We can derive some feeling of justice from this, but it isn’t desirable. Studies conducted to differing exacting standards should still be comparable if they’re unbiased. By relying on Cohen’s d, we run the risk of seeing differences where there aren’t any (as in the example above) or finding similarities where there might in fact be differences (similar Cohen’s d, radically different raw effect sizes). Of course, in drawing conclusions from multiple studies, the findings of more exacting researchers should be weighted more, but this is because they report more precise esimates, not because they tend to find larger standardised effect sizes.
d’s (perverse?) effect on power computations
One genuine worry I have is that Cohen’s d or other standardised effect sizes have a perverse effect on our notion of statistical power. From where I’m standing, it seems as though just about every power computation either (a) takes a pre-specified Cohen’s d (say d = 0.4) as its starting point and calculates the number of participants needed to attain 80% power or (b) calculates how large an effect (again in Cohen’s d) is detectable with 80% power given the sample size.
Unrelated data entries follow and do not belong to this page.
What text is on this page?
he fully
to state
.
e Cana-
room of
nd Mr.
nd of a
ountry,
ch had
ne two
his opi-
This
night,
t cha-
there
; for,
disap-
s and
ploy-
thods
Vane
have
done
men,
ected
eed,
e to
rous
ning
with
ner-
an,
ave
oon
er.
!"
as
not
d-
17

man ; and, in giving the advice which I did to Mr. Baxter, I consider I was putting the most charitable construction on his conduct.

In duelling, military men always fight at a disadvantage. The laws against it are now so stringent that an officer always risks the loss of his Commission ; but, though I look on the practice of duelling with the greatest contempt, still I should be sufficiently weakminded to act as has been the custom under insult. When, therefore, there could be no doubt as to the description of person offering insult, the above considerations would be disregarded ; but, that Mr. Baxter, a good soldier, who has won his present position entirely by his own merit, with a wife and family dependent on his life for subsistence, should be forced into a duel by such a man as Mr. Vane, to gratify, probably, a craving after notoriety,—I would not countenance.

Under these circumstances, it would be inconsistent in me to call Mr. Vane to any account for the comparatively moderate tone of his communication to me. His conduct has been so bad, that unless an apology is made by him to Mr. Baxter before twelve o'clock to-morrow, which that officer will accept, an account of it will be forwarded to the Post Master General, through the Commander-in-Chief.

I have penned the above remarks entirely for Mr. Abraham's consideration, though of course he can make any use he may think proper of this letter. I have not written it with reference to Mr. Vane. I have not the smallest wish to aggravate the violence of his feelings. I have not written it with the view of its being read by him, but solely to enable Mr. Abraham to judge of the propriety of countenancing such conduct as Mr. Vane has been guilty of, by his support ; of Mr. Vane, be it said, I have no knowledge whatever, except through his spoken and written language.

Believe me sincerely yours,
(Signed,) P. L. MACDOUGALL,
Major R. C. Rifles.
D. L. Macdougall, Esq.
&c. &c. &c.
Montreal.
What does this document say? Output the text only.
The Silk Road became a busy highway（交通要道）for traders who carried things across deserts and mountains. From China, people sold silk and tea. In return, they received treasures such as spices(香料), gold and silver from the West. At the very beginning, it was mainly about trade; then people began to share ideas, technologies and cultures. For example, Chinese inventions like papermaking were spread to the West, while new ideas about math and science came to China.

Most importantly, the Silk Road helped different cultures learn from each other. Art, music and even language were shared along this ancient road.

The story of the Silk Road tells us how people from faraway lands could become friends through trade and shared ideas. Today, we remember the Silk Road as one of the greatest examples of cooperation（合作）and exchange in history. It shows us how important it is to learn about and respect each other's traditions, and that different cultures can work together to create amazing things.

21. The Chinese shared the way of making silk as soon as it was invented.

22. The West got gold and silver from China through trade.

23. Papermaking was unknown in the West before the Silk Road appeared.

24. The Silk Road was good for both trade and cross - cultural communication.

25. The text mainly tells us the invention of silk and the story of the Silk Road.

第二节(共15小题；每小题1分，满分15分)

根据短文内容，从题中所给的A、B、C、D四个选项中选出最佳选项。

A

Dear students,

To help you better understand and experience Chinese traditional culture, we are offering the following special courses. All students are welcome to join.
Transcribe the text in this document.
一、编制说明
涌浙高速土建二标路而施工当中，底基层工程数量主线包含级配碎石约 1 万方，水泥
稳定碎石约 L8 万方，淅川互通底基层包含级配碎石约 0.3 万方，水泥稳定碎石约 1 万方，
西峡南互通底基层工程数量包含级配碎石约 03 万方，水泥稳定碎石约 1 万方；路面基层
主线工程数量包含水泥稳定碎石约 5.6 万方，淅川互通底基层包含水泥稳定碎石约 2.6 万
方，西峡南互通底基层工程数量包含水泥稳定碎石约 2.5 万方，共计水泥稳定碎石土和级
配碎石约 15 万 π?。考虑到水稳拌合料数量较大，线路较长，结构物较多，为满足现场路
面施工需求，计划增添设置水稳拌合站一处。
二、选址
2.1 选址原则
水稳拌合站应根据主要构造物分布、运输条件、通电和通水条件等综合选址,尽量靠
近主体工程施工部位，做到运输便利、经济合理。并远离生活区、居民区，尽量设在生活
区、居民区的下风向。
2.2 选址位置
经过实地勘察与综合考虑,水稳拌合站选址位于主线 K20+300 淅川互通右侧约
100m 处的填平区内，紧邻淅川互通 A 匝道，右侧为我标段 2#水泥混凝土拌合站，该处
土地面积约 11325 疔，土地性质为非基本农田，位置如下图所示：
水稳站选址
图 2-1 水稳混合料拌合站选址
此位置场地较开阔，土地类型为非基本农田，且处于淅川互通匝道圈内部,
In my view, such an approach to computing power puts too much emphasis on sample size and too little on optimising the experimental design and refining measurements. In the example above, a power computation based on raw effect sizes would reveal that both studies had 80% power to detect an effect of d = 0.4. My point isn’t that this computation is wrong, but that it misses the point: A Cohen’s d of 0.4 corresponds to a substantially smaller effect in the second study than in the first (i.e. the second can detect smaller effects more easily than the first).
To be clear: give me a large sample over a comparable small one any day. But not all large samples are created equal, and design features matter when assessing a study’s power.
Wrapping up
I have referred to standardised effect sizes myself when arguing that drawing conclusions from non-significant results on the basis of sample sizes of 7 participants is fundamentally unsound. But the more I think about standardised effect sizes, the less I’m convinced that they serve any useful role other than rhetoric that can’t be taken up with more aplomb by raw effect sizes. My view on this may be limited, however; if you have any examples where standardised effect sizes do play a meaningful role, do drop a line in the comments (which allows more than 140 characters).